Philip Clark sprung one of Holden’s development cars, wearing light disguise around its headlights, tailgate and tail-lamps, as it cut through the streets of inner Melbourne recently.
It shows that the Eurodore, still missing its rear badge, is expected to feature many of the same styling details that have appeared on international versions of the car, right down to the chrome strip running right along the edge of the glasshouse down to the LED tail-lights.
The Sportwagon – called the Sports Tourer in other markets, but remaining faithful to Holden’s nomenclature here – is one of three Commodore variants expected to roll out here. These include the Commodore liftback sedan – a feature spotted by Wheels early in the new mid-sizer’s development cycle – and a higher-riding soft-roader.
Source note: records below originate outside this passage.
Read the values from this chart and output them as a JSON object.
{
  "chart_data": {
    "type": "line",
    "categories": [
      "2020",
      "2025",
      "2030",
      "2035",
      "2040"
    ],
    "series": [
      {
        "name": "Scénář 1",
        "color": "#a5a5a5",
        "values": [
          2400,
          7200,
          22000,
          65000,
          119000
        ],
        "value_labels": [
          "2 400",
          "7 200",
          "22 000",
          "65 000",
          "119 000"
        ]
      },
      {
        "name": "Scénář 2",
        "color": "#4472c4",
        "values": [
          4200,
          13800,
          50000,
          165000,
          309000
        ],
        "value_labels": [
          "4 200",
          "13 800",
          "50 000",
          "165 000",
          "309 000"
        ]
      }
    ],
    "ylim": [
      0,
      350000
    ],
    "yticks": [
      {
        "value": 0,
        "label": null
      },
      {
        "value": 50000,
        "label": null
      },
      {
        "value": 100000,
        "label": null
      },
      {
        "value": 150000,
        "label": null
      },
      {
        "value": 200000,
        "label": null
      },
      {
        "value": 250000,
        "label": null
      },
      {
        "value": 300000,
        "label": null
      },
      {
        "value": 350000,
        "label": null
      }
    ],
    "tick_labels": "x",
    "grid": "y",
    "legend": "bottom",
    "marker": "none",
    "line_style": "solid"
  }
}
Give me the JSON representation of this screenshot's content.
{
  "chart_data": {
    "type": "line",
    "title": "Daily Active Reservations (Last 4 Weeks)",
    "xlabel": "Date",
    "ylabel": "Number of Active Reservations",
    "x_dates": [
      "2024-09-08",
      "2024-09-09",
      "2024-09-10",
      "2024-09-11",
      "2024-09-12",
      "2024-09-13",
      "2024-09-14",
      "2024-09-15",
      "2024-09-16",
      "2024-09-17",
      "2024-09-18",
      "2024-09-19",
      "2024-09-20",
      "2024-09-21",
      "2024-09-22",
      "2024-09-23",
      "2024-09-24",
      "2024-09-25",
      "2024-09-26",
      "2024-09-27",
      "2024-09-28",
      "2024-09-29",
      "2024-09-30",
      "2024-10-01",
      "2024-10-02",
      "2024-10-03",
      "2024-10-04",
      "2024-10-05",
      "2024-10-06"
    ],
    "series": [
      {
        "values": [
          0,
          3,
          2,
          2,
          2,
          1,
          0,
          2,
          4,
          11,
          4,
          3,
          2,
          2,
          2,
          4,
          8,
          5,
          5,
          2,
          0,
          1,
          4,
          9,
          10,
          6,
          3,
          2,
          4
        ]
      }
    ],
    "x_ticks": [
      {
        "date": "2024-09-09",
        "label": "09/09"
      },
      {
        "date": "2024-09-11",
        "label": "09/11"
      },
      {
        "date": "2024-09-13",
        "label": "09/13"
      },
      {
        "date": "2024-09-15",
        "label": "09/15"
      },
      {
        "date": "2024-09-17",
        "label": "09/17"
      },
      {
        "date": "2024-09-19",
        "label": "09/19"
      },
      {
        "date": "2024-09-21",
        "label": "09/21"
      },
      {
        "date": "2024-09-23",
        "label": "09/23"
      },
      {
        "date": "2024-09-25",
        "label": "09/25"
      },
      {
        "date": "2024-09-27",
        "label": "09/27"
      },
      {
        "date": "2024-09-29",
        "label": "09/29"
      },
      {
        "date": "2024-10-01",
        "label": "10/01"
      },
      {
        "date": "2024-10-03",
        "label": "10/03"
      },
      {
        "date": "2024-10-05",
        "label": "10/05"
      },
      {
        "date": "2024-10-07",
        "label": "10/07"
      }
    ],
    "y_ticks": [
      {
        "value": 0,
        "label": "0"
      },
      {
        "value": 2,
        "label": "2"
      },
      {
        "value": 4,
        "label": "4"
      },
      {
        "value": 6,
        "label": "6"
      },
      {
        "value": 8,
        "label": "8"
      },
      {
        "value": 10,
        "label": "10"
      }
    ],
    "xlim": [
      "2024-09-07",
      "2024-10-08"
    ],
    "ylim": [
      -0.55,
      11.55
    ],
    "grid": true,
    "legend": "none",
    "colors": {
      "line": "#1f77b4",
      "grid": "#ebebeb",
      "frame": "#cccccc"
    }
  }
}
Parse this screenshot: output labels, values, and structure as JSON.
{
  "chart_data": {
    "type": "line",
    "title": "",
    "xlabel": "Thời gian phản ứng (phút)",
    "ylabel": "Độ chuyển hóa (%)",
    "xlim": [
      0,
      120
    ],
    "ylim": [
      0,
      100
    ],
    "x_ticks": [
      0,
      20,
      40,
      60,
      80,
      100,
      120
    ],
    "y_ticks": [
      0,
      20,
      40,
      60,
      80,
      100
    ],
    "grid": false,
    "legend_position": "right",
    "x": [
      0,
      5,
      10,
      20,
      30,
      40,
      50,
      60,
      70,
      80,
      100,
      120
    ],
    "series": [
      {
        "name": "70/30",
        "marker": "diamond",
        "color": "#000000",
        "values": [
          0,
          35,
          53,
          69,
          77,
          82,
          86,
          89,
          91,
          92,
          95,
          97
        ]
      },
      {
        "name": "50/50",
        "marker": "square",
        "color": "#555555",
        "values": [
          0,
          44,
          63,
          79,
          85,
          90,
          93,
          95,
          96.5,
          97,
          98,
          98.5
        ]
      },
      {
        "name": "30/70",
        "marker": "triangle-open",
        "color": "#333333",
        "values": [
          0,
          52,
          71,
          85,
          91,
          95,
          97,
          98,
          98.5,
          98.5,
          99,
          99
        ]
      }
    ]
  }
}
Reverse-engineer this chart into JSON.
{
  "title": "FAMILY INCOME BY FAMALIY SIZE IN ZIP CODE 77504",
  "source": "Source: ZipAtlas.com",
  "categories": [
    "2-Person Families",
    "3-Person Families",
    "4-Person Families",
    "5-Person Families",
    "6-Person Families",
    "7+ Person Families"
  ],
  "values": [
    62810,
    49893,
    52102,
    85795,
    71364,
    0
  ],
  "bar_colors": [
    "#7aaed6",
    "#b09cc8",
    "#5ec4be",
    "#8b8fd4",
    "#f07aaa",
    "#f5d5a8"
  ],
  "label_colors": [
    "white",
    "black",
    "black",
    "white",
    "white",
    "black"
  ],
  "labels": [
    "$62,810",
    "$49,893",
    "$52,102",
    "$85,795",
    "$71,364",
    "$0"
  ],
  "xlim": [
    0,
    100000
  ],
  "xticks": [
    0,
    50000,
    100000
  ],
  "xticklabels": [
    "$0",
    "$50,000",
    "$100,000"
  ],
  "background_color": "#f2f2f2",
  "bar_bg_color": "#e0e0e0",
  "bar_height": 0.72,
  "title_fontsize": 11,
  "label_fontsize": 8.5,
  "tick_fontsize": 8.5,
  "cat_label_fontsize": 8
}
Engine choices for the new Commodore range are still up in the air, although Holden has confirmed the choice of either a 230kW/370Nm 3.6-litre V6 – the largest engine capacity given there’s no room for a V8 – and a choice of four-cylinder turbocharged petrol and diesel units for more mainstream models.
If the recently confirmed Astra Sportwagon is any guide, Holden may limit the engine choices available to the Commodore Sportwagon to just the base four-pots, although a V6 would help the car keep some of its reputation as a caravan-hauling grand tourer.
The new “NG” Commodore is due on sale early next year.